On the day of its premiere, last month, Feld invited friends of the ballet and the media to see a rehearsal of it with music. He said that he had choreographed it "not to Strauss' music, but because of it." Danced with music, Endsong certainly bore out Feld's claim. It was an act of love, and it seemed impossible that its softly anguished movements - its Straussian movements - could make any sense without Strauss.
Miracle of miracles, Endsong, which I saw minus its musical inspiration, along with the Stravinsky piece and two other works from the repertory, holds up much better than one could have imagined.

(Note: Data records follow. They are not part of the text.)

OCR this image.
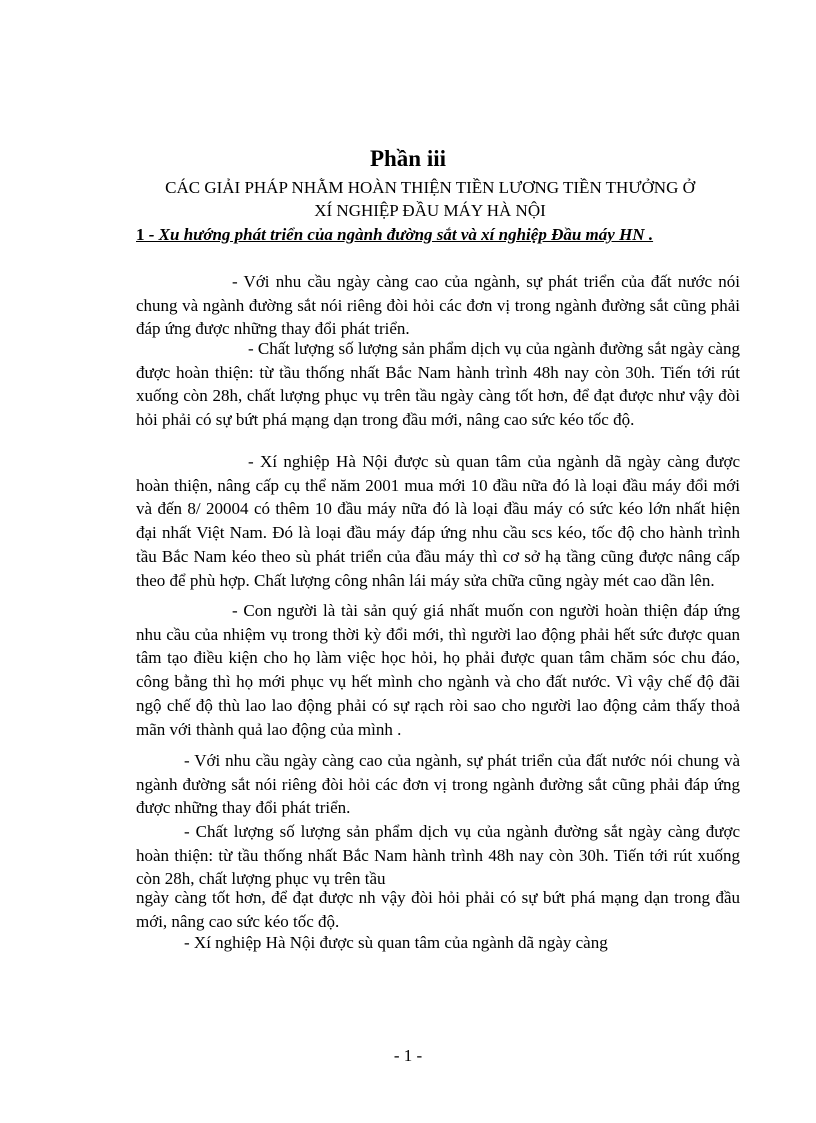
Phần iii
CÁC GIẢI PHÁP NHẰM HOÀN THIỆN TIỀN LƯƠNG TIỀN THƯỞNG Ở
XÍ NGHIỆP ĐẦU MÁY HÀ NỘI
1 - Xu hướng phát triển của ngành đường sắt và xí nghiệp Đầu máy HN .

- Với nhu cầu ngày càng cao của ngành, sự phát triển của đất nước nói chung và ngành đường sắt nói riêng đòi hỏi các đơn vị trong ngành đường sắt cũng phải đáp ứng được những thay đổi phát triển.

- Chất lượng số lượng sản phẩm dịch vụ của ngành đường sắt ngày càng được hoàn thiện: từ tầu thống nhất Bắc Nam hành trình 48h nay còn 30h. Tiến tới rút xuống còn 28h, chất lượng phục vụ trên tầu ngày càng tốt hơn, để đạt được như vậy đòi hỏi phải có sự bứt phá mạng dạn trong đầu mới, nâng cao sức kéo tốc độ.

- Xí nghiệp Hà Nội được sù quan tâm của ngành dã ngày càng được hoàn thiện, nâng cấp cụ thể năm 2001 mua mới 10 đầu nữa đó là loại đầu máy đổi mới và đến 8/ 20004 có thêm 10 đầu máy nữa đó là loại đầu máy có sức kéo lớn nhất hiện đại nhất Việt Nam. Đó là loại đầu máy đáp ứng nhu cầu scs kéo, tốc độ cho hành trình tầu Bắc Nam kéo theo sù phát triển của đầu máy thì cơ sở hạ tầng cũng được nâng cấp theo để phù hợp. Chất lượng công nhân lái máy sửa chữa cũng ngày mét cao dần lên.

- Con người là tài sản quý giá nhất muốn con người hoàn thiện đáp ứng nhu cầu của nhiệm vụ trong thời kỳ đổi mới, thì người lao động phải hết sức được quan tâm tạo điều kiện cho họ làm việc học hỏi, họ phải được quan tâm chăm sóc chu đáo, công bằng thì họ mới phục vụ hết mình cho ngành và cho đất nước. Vì vậy chế độ đãi ngộ chế độ thù lao lao động phải có sự rạch ròi sao cho người lao động cảm thấy thoả mãn với thành quả lao động của mình .

- Với nhu cầu ngày càng cao của ngành, sự phát triển của đất nước nói chung và ngành đường sắt nói riêng đòi hỏi các đơn vị trong ngành đường sắt cũng phải đáp ứng được những thay đổi phát triển.

- Chất lượng số lượng sản phẩm dịch vụ của ngành đường sắt ngày càng được hoàn thiện: từ tầu thống nhất Bắc Nam hành trình 48h nay còn 30h. Tiến tới rút xuống còn 28h, chất lượng phục vụ trên tầu

ngày càng tốt hơn, để đạt được nh vậy đòi hỏi phải có sự bứt phá mạng dạn trong đầu mới, nâng cao sức kéo tốc độ.

- Xí nghiệp Hà Nội được sù quan tâm của ngành dã ngày càng
- 1 -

The ensemble sections especially make their own music as the women's arms float into the air and sink back softly in close sequences and slightly asymmetrical patterns. With no music to guide them, the dancers often seemed to be moving to an internal beat, perhaps their own breath. This gives Endsong an intensity, a sense of mystery that it had not enjoyed with the music.
Only the extended duets for Lynn Aaron and Jeffrey Neeck operate in someting of a vacuum. The intricate spirals they make together - as delicate and seemingly eternal as the inside of a sea shell - are good to look at, but the anguished thrust behind their movements seemed without sufficient motivation.

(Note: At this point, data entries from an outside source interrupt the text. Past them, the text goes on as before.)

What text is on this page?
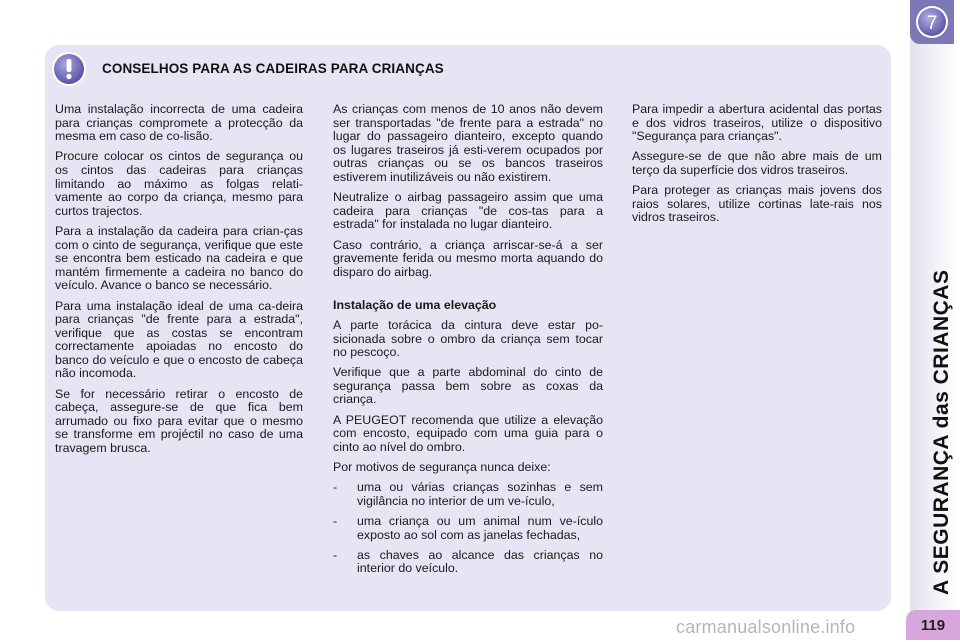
CONSELHOS PARA AS CADEIRAS PARA CRIANÇAS

Uma instalação incorrecta de uma cadeira para crianças compromete a protecção da mesma em caso de co-lisão.

Procure colocar os cintos de segurança ou os cintos das cadeiras para crianças limitando ao máximo as folgas relati-vamente ao corpo da criança, mesmo para curtos trajectos.

Para a instalação da cadeira para crian-ças com o cinto de segurança, verifique que este se encontra bem esticado na cadeira e que mantém firmemente a cadeira no banco do veículo. Avance o banco se necessário.

Para uma instalação ideal de uma ca-deira para crianças "de frente para a estrada", verifique que as costas se encontram correctamente apoiadas no encosto do banco do veículo e que o encosto de cabeça não incomoda.

Se for necessário retirar o encosto de cabeça, assegure-se de que fica bem arrumado ou fixo para evitar que o mesmo se transforme em projéctil no caso de uma travagem brusca.

As crianças com menos de 10 anos não devem ser transportadas "de frente para a estrada" no lugar do passageiro dianteiro, excepto quando os lugares traseiros já esti-verem ocupados por outras crianças ou se os bancos traseiros estiverem inutilizáveis ou não existirem.

Neutralize o airbag passageiro assim que uma cadeira para crianças "de cos-tas para a estrada" for instalada no lugar dianteiro.

Caso contrário, a criança arriscar-se-á a ser gravemente ferida ou mesmo morta aquando do disparo do airbag.

Instalação de uma elevação

A parte torácica da cintura deve estar po-sicionada sobre o ombro da criança sem tocar no pescoço.

Verifique que a parte abdominal do cinto de segurança passa bem sobre as coxas da criança.

A PEUGEOT recomenda que utilize a elevação com encosto, equipado com uma guia para o cinto ao nível do ombro.

Por motivos de segurança nunca deixe:

-	uma ou várias crianças sozinhas e sem vigilância no interior de um ve-ículo,
-	uma criança ou um animal num ve-ículo exposto ao sol com as janelas fechadas,
-	as chaves ao alcance das crianças no interior do veículo.

Para impedir a abertura acidental das portas e dos vidros traseiros, utilize o dispositivo "Segurança para crianças".

Assegure-se de que não abre mais de um terço da superfície dos vidros traseiros.

Para proteger as crianças mais jovens dos raios solares, utilize cortinas late-rais nos vidros traseiros.

7
A SEGURANÇA das CRIANÇAS
119
carmanualsonline.info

All in all, though, Feld won the big gamble he took. Music, after all, usually provides half the information of a dance. Endsong in silence tells the story it means to tell.

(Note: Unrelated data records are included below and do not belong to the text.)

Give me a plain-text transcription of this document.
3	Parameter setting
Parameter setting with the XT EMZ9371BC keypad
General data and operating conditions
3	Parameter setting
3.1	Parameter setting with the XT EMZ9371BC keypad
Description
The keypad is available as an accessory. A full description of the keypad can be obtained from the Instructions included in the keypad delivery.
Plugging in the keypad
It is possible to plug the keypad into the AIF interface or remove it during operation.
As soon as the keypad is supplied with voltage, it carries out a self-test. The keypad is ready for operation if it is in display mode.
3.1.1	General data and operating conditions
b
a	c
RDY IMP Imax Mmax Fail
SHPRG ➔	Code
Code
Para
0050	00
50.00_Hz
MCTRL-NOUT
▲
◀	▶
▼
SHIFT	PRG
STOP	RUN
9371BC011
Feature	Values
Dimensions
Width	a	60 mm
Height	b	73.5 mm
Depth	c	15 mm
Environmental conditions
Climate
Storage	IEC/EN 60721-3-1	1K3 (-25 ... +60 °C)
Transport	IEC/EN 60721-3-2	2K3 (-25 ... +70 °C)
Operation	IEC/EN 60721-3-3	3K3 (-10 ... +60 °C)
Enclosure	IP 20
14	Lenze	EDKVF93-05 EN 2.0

It's hard to know what Feld wanted to do in To the Naked Eye, besides providing the audience with a terribly difficult hurdle to overcome, the memory of Robbins' The Cage. The Cage is about a tribe of Amazonlike insects who kill men while making love to them. It focuses on the initiation rites of a newborn. Feld's ballet is without a story, but its movement motifs certainly have the slithery, spiky, knock-kneed ugliness of Robbins' bugs.
Was Feld's idea to take the sting out of The Cage by presenting its very particular palette of movement in a neutral context? It's also possible that I read insect imagery into Feld's choreography. Perhaps he had no idea other than to create a very tense ballet with very peculiar, almost grotesque movement.
But even on these terms, Feld has not freed himself of Robbins' hold on the score. A music listener with no experience of dance would hear in Stravinsky's score passages of great tenderness and sweetness - especially the middle waltz section. It was only by a great leap of the imagination called genius that Robbins could turn this waltz into a danse macabre. A choreographer with a fresh point of view would take the score at face value, and would not make a tense work with peculiar movement.
To the Naked Eye borrows Robbins' ear but doesn't follow through. And so the ballet is the proverbial funeral without a corpse.